A adoção dessa forma de meio de pagamento deverá trazer consigo uma redução importante nos custos financeiros do varejo, especialmente os de pequeno e médio porte. Também irá acelerar a digitalização e bancarização de milhões de brasileiros que continuam fora do sistema atualmente.
Impactos no crédito
Mas algo ainda tem sido pouco discutido envolvendo a adoção do PIX: sua proposta vertente da possibilidade dos pagamentos programados — que poderá ter forte impacto no mercado do crédito ao consumo. Nessa modalidade será possível programar uma sequência de pagamentos futuros em datas pré-estabelecidas. Ela não deverá estar disponível na fase de lançamento, mas faz parte do programa futuro do PIX.
A incorporação dessa modalidade poderá, eventualmente, substituir os pagamentos sem acréscimo praticados pelo varejo.
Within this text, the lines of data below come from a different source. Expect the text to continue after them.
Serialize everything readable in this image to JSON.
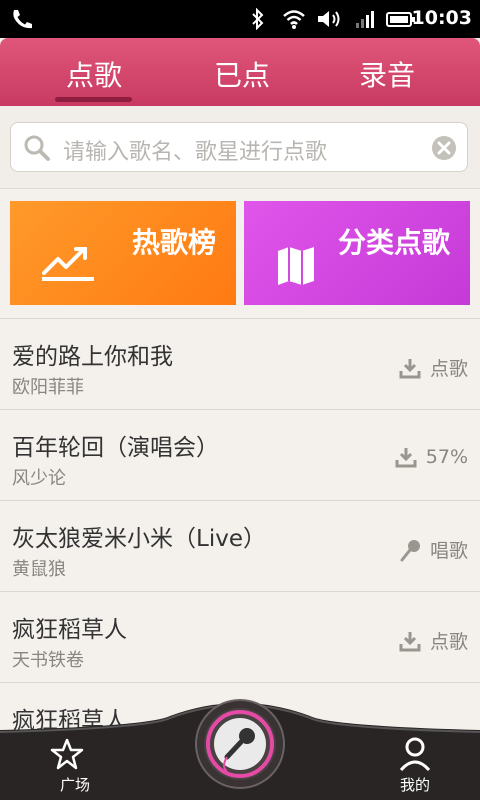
{
  "status": {
    "time": "10:03"
  },
  "tabs": [
    {
      "label": "点歌",
      "active": true
    },
    {
      "label": "已点",
      "active": false
    },
    {
      "label": "录音",
      "active": false
    }
  ],
  "search": {
    "placeholder": "请输入歌名、歌星进行点歌"
  },
  "tiles": [
    {
      "label": "热歌榜",
      "icon": "trending-chart-icon"
    },
    {
      "label": "分类点歌",
      "icon": "map-icon"
    }
  ],
  "songs": [
    {
      "title": "爱的路上你和我",
      "artist": "欧阳菲菲",
      "action": "点歌",
      "icon": "download-icon"
    },
    {
      "title": "百年轮回（演唱会）",
      "artist": "风少论",
      "action": "57%",
      "icon": "download-icon"
    },
    {
      "title": "灰太狼爱米小米（Live）",
      "artist": "黄鼠狼",
      "action": "唱歌",
      "icon": "microphone-icon"
    },
    {
      "title": "疯狂稻草人",
      "artist": "天书铁卷",
      "action": "点歌",
      "icon": "download-icon"
    },
    {
      "title": "疯狂稻草人",
      "artist": "",
      "action": "",
      "icon": "download-icon"
    }
  ],
  "bottom_nav": {
    "left_label": "广场",
    "right_label": "我的"
  },
  "colors": {
    "header": "#d84a6f",
    "hot_tile": "#ff8a1c",
    "category_tile": "#d24ae0"
  }
}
Ou seja, mais uma “jabuticaba brasileira” nas práticas comerciais do setor quando se compara com o que ocorre no mundo.
Mas poderá também retomar o protagonismo do varejo no crédito ao consumo. Irá torná-lo mais direto, acessível e barato, o que permitiria o mais que desejável aumento da oferta e redução de custos e taxas. E esse é um tema que merece muita reflexão.
PIX e o varejo
Como é sabido, o crédito ao consumo representava (pré-Covid) perto de 30% do PIB do Brasil. Um percentual significativamente baixo quando comparado a economias similares ou mais desenvolvidas — que oscilavam entre 50 e 100% do PIB desses países. Ou até mais, em casos extremos.
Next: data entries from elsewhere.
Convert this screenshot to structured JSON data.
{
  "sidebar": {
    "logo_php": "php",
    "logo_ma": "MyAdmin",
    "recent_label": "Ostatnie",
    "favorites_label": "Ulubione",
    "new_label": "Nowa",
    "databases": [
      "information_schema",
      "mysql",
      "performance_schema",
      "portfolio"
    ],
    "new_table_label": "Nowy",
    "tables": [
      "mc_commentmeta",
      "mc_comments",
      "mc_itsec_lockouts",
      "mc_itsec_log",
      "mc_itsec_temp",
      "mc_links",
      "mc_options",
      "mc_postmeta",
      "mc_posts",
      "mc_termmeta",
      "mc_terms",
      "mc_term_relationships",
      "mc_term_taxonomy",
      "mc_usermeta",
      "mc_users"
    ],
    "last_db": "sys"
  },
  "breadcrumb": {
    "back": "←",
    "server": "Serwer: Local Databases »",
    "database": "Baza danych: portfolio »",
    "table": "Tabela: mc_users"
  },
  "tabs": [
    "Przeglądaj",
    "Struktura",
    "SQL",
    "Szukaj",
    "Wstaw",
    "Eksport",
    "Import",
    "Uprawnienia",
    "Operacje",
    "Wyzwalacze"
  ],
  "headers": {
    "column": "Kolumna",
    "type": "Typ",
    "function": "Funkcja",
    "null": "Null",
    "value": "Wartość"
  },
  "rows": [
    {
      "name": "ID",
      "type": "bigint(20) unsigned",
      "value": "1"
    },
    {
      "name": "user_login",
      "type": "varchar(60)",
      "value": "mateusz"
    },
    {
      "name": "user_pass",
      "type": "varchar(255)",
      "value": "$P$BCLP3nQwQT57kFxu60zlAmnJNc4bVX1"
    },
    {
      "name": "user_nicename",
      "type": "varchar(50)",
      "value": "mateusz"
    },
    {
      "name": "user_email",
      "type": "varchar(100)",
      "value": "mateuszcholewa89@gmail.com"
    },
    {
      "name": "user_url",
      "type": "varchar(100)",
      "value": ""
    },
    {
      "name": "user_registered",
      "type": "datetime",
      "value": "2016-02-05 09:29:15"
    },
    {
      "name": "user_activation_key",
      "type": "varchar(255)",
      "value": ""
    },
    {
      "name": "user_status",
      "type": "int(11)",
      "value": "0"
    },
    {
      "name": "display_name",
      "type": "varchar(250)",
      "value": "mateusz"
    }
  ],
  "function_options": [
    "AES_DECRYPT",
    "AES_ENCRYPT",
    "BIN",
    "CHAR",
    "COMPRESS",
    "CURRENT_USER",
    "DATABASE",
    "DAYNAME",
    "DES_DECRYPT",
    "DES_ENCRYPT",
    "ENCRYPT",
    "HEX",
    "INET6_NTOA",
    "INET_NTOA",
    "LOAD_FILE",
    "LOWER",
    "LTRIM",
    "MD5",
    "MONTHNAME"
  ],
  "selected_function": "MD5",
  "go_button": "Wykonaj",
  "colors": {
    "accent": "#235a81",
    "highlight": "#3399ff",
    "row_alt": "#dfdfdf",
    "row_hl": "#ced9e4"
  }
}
Num primeiro momento, mercados financeiro, de tecnologia, fintechs e outros segmentos têm estados muito atentos às transformações que ocorrerão. Mas a transformação será muito mais ampla e abrangente.
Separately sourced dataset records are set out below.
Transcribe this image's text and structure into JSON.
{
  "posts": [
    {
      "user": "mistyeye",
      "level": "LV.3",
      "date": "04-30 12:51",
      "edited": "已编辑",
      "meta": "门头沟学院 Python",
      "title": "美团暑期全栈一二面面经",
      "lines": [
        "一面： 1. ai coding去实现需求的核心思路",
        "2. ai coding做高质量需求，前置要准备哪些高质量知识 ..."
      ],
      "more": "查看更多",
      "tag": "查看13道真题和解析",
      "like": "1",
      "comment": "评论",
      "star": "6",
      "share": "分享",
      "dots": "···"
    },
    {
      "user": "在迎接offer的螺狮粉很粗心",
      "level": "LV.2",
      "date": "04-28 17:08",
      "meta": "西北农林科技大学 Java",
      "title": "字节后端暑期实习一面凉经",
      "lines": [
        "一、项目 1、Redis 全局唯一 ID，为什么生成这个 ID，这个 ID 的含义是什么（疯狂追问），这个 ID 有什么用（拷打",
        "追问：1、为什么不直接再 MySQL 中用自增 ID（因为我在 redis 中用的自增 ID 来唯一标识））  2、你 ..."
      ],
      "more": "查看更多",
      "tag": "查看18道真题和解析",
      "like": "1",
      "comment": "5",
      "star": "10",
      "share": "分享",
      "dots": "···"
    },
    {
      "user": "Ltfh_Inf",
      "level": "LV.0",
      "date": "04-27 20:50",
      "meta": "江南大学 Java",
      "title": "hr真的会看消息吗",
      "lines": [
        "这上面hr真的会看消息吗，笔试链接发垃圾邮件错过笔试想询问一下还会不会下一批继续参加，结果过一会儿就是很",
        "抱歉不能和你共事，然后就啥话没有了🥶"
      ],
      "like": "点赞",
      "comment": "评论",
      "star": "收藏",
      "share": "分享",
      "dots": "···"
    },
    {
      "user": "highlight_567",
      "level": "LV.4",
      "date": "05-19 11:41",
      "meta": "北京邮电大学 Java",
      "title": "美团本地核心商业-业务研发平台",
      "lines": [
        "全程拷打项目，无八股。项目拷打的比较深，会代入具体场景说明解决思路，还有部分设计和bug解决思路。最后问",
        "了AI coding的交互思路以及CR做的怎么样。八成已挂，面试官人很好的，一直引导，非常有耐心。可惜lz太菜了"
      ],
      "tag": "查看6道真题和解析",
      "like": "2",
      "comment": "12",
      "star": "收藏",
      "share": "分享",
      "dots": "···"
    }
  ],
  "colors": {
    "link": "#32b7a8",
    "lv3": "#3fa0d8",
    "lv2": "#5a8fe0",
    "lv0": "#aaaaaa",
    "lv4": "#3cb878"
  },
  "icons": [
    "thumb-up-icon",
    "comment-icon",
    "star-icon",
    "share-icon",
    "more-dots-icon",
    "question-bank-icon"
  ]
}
A perspectiva dos pagamentos programados no PIX poderia criar um novo mercado para o crédito ao consumo no Brasil, com maior envolvimento do próprio varejo. Isso reduziria custos, facilitando acesso e com simplificação, desintermediação e desconcentração de todo o processo. Ou seja, inegáveis benefícios para o crescimento do consumo, às vendas no comércio, da indústria fornecedora e, em consequência, forte impacto na geração de empregos.
O varejo pode e deve ter papel relevante nesse movimento de disseminação dos pagamentos digitais, atuando junto aos seus clientes e até novos usuários e consumidores. A mudança de atitude a partir do PIX deve vir acompanhada de uma mudança comportamental.
Existirão consumidores que pouco ou nenhum relacionamento tiveram com instituições financeiras — e, talvez o primeiro tenha ocorrido no cadastramento para recebimento do auxílio emergencial. Outros possuem renda a partir de atividades informais. Mas para todos será uma nova realidade. O varejo pode ser o melhor agente de apoio e na disseminação do uso. Ele pode se envolver de forma muito mais amigável do que as instituições financeiras.
Por tudo isso e muito mais, o processo precisa ser conhecido e avaliado em seus impactos mais amplos para o mercado. E as empresas potencialmente envolvidas devem se preparar para a nova e iminente realidade.